A taut and piercing dystopian tale.

A woman and young man forge an unlikely friendship amid a global contagion.

This slim, artful novel by Prufer, a poet, imagines a world consumed by a peculiar viral phenomenon—communities are struck by the “Sinaloan condition,” mysterious but brief attacks that force people to collectively nod off for a minute or more. Tornado sirens have been repurposed to sound the alarm when the “sleeps” are coming, but they still induce calamities on the roads and skies. Worse, though most people wake up, some are left in extended comas; Glass, a 12-year-old boy in Missouri, has lost his father to the illness that way and is living with a family friend. Nearby, a young woman named Cora has similarly lost her boyfriend to the condition; fearing the same fate for herself, she hoards a stash of Eight Track, a black-market drug that keeps users awake when the sleeps blow through.
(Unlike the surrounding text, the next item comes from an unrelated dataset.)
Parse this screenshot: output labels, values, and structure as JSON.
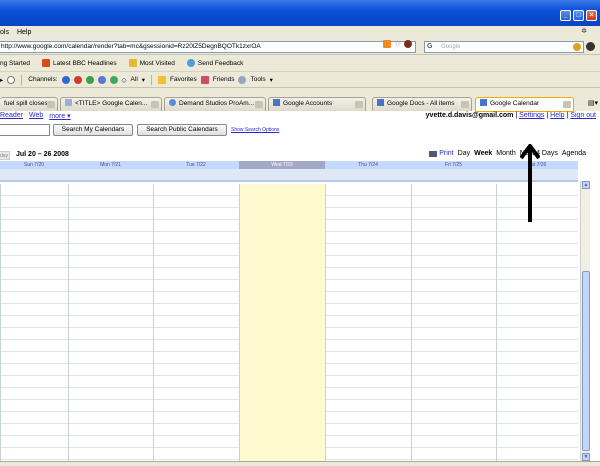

That alertness allowed her to save one of Glass’ friends from drowning when a sleep hit, prompting Glass to bond with her. But Prufer resists a simple narrative of friendship and found families; the book is hard not to read as a Covid-19 allegory, concerned with the ways people take divergent and contradictory paths through a crisis. Pointedly, Glass’ father studied ancient dead civilizations, and the plot turns on how Glass and Cora struggle to survive as the sleeps get longer, suspicions grow about what happens to those who don’t wake up, and the side effects of Eight Track (especially severe disassociation) take a toll. “The world ending for you ain’t the same thing as the world ending,” one character says, which is as close as this story gets to optimism; though Prufer doesn’t attempt to deliver a clear message about society in a crisis, the book is suffused with anxiety over our collective inability to respond cohesively to collective ills.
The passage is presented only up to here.